Draining the Swamp

The government has grown to a behemoth that would be unrecognizable to the Founders.

In his book, You Report to Me, David L. Bernhardt gives a first person account of how the bureaucratic swamp works; an expose of the administrative state from the inside.  Bernhardt, a seasoned veteran of the administrative state having served as Secretary of the Interior under Trump and as Solicitor of the Department of the Interior under GW Bush, is well versed in the problems “tenured” bureaucracy can cause the Republic.

The executive branch as a whole currently employs 2.2 million full-time, part-time, seasonal, and temporary staff.  At the same time, federal laws and administrative regulations have become unmanageably tedious, wordy, twisted, confusing and complicated.  The challenge to any administration is ensuring that this vast cadre of personnel follows applicable laws and executes the policy directives of the duly-elected President, regardless of which party wins.  Unfortunately that is not always possible.

The prevailing political views in our nation’s capital, where many residents work for the government, skew markedly Democrat as shown by the 2016 election where voters favored Hillary over Trump by a margin of 91% to 4%.  In the 2020 election, D.C. voters favored Biden over Trump by a margin of 92.1% to 5.4%.  No major city in the US has an electorate as lopsidedly partisan.

These “tenured” staffers and D.C. voters that populate federal agencies wield power, even under Republican presidents, because numerous legal protections give them nearly iron-clad job security.  The impact of which is to make firing one, no matter how incompetent or insubordinate, so difficult that few managers even try which explains why the bureaucracy is dominated by ideological liberals.

The degree of defiance by these left-leaning bureaucrats undermines the very foundation of representative self-government by foot-dragging investigations; refusal to enforce valid legal claims; by burying unfavorable data, documents and arguments; by deliberately misleading supervisors; by refusing to communicate with political appointees; by slow-walking the drafting of proposed rules; and even misstating legal arguments, etc.  The upshot is that the federal bureaucracy is dominated by left-wing ideological liberals with an agenda.

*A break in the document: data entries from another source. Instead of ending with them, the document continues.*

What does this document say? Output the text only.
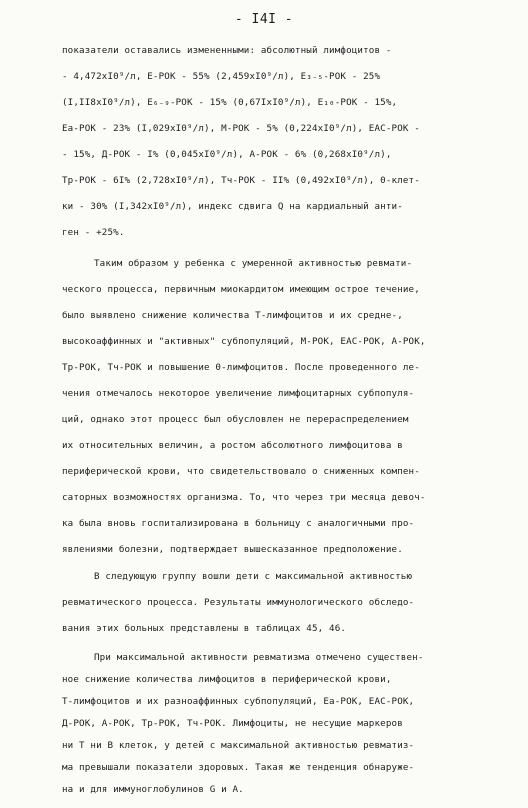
- I4I -
показатели оставались измененными: абсолютный лимфоцитов -
- 4,472xI0⁹/л, Е-РОК - 55% (2,459xI0⁹/л), Е₃₋₅-РОК - 25%
(I,II8xI0⁹/л), Е₆₋₉-РОК - 15% (0,67IxI0⁹/л), Е₁₀-РОК - 15%,
Еа-РОК - 23% (I,029xI0⁹/л), М-РОК - 5% (0,224xI0⁹/л), ЕАС-РОК -
- 15%, Д-РОК - I% (0,045xI0⁹/л), А-РОК - 6% (0,268xI0⁹/л),
Тр-РОК - 6I% (2,728xI0⁹/л), Тч-РОК - II% (0,492xI0⁹/л), 0-клет-
ки - 30% (I,342xI0⁹/л), индекс сдвига Q на кардиальный анти-
ген - +25%.
Таким образом у ребенка с умеренной активностью ревмати-
ческого процесса, первичным миокардитом имеющим острое течение,
было выявлено снижение количества Т-лимфоцитов и их средне-,
высокоаффинных и "активных" субпопуляций, М-РОК, ЕАС-РОК, А-РОК,
Тр-РОК, Тч-РОК и повышение 0-лимфоцитов. После проведенного ле-
чения отмечалось некоторое увеличение лимфоцитарных субпопуля-
ций, однако этот процесс был обусловлен не перераспределением
их относительных величин, а ростом абсолютного лимфоцитова в
периферической крови, что свидетельствовало о сниженных компен-
саторных возможностях организма. То, что через три месяца девоч-
ка была вновь госпитализирована в больницу с аналогичными про-
явлениями болезни, подтверждает вышесказанное предположение.
В следующую группу вошли дети с максимальной активностью
ревматического процесса. Результаты иммунологического обследо-
вания этих больных представлены в таблицах 45, 46.
При максимальной активности ревматизма отмечено существен-
ное снижение количества лимфоцитов в периферической крови,
Т-лимфоцитов и их разноаффинных субпопуляций, Еа-РОК, ЕАС-РОК,
Д-РОК, А-РОК, Тр-РОК, Тч-РОК. Лимфоциты, не несущие маркеров
ни Т ни В клеток, у детей с максимальной активностью ревматиз-
ма превышали показатели здоровых. Такая же тенденция обнаруже-
на и для иммуноглобулинов G и А.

Bernhardt’s solution to the problem is to hold subordinate civil servants accountable when they fail or refuse to do their jobs.  He says that there needs to be specific reforms to our civil service system to streamline the process for disciplining and dismissing poor workers, by streamling the collective-bargaining process and eliminating taxpayer subsidies for union officers performing union business while being paid by taxpayers and by eliminating civil service protections for agency staff who serve in policy-influencing roles.

Civil service reform would provide a practical blueprint for draining the swamp.  Personally, I believe that it should be illegal for all federal employees to become members of a union – any union.  They should not be answerable to a union but answerable to the people who pay their salary.

Draining the Swamp is a dirty job but somebody has to do it.